No year's list would be complete without: overhyped weather events, sports
scores, celebrities, fashion, horoscopes, or tragedy-stricken children and
their pets. Infotainment is not news. There's nothing wrong with being
entertained, but it's no replacement for the information that's necessary
for citizens to make intelligent choices in a democracy.
The Underrated
As hard as it might be to imagine, the most underrated stories in these
parts got plenty of play--but not nearly enough attention to the long-term
implications. Those would be I-695, which even without two more Tim Eyman
initiatives on the horizon in 2000 would clearly be shaking up local
government for years to come; and the WTO, which will force Seattle to find
a new police chief, and virtually guarantees a one-term mayor.

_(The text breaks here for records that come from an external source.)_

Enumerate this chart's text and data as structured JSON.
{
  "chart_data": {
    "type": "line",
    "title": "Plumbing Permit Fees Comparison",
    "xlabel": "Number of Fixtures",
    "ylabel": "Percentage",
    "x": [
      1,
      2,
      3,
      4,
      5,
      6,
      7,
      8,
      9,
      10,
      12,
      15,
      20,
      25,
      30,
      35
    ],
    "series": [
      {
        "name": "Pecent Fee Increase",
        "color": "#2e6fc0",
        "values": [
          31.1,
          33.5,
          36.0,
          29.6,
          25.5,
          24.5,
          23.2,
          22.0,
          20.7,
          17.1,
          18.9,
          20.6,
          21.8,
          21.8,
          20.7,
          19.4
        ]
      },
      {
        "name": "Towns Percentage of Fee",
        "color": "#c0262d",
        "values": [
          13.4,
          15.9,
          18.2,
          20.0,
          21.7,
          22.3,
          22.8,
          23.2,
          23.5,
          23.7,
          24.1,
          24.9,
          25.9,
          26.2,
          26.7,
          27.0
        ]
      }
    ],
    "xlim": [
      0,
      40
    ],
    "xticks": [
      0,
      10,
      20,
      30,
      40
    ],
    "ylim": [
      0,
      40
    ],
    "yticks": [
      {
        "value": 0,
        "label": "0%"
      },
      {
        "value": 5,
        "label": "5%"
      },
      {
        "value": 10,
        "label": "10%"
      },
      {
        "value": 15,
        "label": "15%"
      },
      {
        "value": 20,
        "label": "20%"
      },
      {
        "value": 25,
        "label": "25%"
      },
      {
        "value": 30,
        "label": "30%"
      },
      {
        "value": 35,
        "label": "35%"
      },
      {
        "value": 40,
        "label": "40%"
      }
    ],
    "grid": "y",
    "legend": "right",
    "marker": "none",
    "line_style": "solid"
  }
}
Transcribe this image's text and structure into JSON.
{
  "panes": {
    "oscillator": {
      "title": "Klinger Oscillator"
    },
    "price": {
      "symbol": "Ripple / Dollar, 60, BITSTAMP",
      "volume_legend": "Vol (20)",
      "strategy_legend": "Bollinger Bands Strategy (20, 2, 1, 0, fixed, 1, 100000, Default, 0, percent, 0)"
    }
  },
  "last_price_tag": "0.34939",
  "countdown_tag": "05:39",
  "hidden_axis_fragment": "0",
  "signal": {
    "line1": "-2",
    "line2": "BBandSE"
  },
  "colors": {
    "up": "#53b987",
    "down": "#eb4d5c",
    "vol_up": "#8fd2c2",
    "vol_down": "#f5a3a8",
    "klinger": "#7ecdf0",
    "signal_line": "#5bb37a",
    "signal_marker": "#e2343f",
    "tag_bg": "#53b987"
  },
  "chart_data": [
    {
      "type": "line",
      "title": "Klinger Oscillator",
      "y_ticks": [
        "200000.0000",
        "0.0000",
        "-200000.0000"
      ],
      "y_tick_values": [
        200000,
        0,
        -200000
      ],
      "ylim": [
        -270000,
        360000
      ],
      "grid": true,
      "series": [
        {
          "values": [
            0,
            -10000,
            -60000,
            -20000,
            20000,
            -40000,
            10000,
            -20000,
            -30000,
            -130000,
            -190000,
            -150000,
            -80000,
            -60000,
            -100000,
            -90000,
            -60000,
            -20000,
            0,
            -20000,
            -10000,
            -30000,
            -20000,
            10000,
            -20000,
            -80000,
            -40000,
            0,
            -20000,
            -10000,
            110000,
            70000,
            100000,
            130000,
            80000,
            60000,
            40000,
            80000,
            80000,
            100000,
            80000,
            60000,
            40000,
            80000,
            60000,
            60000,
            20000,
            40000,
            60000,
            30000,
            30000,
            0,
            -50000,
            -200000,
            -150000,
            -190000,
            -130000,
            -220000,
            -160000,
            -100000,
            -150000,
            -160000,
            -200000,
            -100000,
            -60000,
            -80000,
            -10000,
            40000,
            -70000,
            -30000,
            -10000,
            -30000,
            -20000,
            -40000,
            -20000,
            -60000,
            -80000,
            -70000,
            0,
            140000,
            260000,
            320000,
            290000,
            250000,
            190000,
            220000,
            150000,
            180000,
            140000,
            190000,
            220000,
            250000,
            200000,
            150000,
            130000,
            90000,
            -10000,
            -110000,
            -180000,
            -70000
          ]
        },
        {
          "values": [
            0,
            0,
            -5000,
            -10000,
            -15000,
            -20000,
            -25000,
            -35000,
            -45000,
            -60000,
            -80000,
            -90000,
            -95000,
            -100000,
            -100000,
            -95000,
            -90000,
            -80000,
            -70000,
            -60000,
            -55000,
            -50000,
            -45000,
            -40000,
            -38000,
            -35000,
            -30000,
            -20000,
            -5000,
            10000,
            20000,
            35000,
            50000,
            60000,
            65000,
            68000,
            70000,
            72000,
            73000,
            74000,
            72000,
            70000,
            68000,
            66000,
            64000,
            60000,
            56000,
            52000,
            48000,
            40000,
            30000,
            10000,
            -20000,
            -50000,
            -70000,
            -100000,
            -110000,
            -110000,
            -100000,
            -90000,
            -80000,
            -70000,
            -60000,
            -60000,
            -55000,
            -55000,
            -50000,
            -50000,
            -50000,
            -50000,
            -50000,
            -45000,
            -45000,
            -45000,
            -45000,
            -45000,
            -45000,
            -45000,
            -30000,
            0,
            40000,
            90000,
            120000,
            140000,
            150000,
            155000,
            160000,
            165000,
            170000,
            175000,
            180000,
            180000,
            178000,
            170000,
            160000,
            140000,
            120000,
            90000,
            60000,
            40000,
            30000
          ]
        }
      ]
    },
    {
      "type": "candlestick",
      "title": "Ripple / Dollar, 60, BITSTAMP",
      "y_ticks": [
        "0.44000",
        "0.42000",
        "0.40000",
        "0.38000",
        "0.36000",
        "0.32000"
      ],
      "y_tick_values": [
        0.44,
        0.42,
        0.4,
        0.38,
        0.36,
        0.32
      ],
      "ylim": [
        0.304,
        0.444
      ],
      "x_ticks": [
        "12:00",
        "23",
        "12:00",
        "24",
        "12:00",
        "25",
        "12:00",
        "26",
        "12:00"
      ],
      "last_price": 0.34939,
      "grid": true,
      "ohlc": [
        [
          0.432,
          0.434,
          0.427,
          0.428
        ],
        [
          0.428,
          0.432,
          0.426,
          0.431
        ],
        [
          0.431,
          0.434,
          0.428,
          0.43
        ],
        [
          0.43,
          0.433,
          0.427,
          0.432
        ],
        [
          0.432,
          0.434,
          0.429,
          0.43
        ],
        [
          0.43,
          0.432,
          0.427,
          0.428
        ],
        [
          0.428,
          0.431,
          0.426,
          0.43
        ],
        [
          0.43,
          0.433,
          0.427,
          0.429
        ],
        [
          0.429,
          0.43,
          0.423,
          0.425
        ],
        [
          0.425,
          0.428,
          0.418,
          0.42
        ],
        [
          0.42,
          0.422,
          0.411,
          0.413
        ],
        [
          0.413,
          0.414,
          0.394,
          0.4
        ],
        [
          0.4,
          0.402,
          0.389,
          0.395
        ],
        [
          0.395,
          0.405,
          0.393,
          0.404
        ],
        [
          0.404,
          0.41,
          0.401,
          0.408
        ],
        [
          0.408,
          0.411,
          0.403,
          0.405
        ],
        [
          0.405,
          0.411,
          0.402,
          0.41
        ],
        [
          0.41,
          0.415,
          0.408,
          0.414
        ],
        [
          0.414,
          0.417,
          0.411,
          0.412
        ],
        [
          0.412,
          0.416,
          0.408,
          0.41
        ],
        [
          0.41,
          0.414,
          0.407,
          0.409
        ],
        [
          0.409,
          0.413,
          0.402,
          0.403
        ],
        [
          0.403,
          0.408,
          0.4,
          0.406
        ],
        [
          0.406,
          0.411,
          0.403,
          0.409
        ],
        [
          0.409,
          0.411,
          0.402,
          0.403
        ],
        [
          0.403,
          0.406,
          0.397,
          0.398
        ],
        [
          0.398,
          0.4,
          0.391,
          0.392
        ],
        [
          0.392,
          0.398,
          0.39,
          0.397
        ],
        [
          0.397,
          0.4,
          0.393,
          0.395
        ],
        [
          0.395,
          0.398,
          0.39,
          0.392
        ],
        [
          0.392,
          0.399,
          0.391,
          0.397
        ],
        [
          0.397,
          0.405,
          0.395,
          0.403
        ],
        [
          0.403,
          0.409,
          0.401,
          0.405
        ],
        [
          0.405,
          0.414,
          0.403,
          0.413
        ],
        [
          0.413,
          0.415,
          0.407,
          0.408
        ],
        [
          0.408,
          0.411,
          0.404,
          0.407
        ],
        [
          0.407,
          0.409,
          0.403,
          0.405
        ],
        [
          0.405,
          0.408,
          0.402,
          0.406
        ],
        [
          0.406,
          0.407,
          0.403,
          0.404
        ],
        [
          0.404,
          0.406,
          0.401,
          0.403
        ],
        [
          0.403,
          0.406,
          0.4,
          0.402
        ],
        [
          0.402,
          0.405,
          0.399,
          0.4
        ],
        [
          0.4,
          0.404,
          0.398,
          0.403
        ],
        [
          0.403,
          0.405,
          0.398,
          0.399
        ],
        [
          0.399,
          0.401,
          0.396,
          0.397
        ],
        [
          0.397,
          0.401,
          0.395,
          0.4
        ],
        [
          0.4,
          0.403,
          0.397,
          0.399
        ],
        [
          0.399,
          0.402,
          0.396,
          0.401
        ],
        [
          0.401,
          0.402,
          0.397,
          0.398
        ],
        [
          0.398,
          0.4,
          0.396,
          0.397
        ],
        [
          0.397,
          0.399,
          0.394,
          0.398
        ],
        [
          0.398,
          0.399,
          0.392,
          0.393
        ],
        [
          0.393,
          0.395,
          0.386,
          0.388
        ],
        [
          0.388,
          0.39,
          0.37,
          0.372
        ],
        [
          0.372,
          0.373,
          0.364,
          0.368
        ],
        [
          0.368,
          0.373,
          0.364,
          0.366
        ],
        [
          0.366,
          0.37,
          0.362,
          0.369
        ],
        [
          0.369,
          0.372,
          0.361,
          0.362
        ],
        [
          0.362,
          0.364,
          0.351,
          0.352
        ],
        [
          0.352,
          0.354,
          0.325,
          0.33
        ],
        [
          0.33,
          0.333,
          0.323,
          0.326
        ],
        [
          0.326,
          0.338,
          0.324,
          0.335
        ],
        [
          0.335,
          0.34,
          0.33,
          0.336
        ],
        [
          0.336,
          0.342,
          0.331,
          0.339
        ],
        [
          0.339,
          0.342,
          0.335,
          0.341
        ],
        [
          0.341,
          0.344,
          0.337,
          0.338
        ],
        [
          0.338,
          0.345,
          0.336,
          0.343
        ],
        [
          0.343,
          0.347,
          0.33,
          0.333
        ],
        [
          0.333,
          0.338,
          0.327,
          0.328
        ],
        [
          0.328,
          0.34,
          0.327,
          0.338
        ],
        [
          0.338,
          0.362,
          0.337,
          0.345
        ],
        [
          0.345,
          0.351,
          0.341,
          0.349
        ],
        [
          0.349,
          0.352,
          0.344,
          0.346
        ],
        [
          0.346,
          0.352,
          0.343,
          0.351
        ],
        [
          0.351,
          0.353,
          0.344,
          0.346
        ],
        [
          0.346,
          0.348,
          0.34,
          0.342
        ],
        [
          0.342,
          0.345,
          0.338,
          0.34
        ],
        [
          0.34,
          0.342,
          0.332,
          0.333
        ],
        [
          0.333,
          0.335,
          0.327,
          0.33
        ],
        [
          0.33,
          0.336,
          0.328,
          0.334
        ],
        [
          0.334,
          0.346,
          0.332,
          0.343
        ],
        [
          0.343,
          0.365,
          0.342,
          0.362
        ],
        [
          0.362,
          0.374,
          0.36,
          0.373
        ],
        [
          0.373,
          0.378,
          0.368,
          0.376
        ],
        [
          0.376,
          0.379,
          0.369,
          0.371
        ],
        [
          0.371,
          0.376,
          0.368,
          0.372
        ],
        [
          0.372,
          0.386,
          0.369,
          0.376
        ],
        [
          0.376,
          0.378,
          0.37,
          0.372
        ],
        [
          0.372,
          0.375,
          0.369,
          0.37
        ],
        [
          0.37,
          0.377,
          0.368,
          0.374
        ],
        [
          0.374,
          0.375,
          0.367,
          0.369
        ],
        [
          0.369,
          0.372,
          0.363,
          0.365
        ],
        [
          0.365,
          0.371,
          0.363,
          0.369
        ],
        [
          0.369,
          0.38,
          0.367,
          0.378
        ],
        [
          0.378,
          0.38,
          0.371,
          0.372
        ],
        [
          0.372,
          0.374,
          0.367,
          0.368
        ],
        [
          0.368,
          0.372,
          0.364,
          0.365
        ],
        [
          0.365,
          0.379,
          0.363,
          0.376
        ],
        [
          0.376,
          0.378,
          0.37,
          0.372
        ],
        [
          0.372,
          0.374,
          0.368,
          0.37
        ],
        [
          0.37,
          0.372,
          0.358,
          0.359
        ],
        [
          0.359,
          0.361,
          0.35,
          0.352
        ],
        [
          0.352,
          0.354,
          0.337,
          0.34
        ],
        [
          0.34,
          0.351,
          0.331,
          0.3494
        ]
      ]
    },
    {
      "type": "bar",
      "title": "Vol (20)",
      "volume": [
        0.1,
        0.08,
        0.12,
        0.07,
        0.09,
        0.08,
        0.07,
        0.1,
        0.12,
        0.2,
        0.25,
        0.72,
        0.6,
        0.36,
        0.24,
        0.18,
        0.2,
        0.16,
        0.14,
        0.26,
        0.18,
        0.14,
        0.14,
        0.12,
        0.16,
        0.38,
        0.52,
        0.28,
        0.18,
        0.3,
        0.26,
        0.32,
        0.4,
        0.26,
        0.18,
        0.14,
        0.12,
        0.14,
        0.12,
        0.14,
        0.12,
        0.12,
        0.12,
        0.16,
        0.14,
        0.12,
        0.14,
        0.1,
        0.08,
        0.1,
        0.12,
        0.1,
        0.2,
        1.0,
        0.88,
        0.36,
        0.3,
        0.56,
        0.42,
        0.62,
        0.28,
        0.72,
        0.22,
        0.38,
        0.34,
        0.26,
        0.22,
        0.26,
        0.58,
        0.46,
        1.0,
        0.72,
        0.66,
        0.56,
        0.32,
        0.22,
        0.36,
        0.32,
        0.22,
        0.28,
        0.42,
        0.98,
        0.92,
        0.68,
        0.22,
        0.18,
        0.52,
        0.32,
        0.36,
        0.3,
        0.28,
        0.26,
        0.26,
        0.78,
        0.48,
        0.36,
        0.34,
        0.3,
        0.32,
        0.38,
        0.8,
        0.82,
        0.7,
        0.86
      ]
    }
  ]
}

The WTO's
internal sea change at its Seattle meetings, wherein Third World
delegations stood up to the bullying of the U.S. and European Union, was
quite possibly the most significant international political development to
ever take place on Seattle soil; amidst all the tear gas, that story was
lost.
Nationally, also missing in action--despite the great attention paid to the
bombing of Yugoslavia--were the similar atrocities, this time perpetrated
by "our side," in Russia's war on Chechnya and the Colombian government's
Drug War-fueled attacks on FARC rebels. The U.S. is virtually at war in
Colombia. You'd never know it.
The local spin on a national story: the increasing difficulty of getting
health insurance, particularly insurance that will actually pay for
anything if you get sick. As a subset of this story, an aspect that
received even less attention was the reluctance of state legislators to do
anything about it. In the year 2000, look for the crisis to get much worse
while Olympia plays its fiddle.
Also lost in the daily news grind was the inexorable expansion of our
nation's, and state's, prison system. The U.S., which imprisons more people
per capita than any other nation on earth, will top 2 million people in
prison next year. It's a statistic that's all the more terrifying for its
ordinariness.
The story you'll never see or hear in our capitalist news regime is the
increasing commercialization of everything. Compared to 20 years ago, it's
almost impossible now to evade commercial messages attached to virtually
everything. But nobody mentions it, for fear of offending their sponsors.
Hmmm.
Finally, our planet is continuing to die. But stories like ozone holes,
global warming, mass species extinctions, toxic waste, disappearing
rainforests, cancer epidemics, declining sperm counts, genetic engineering,
contaminated food supplies, polluted oceans, and the Al Gore For President
Campaign aren't being covered as the imminent disasters they are.
Meanwhile, next year's forgotten story: the massive numbers who have given
up on presidential races and our nationally corrupt political system.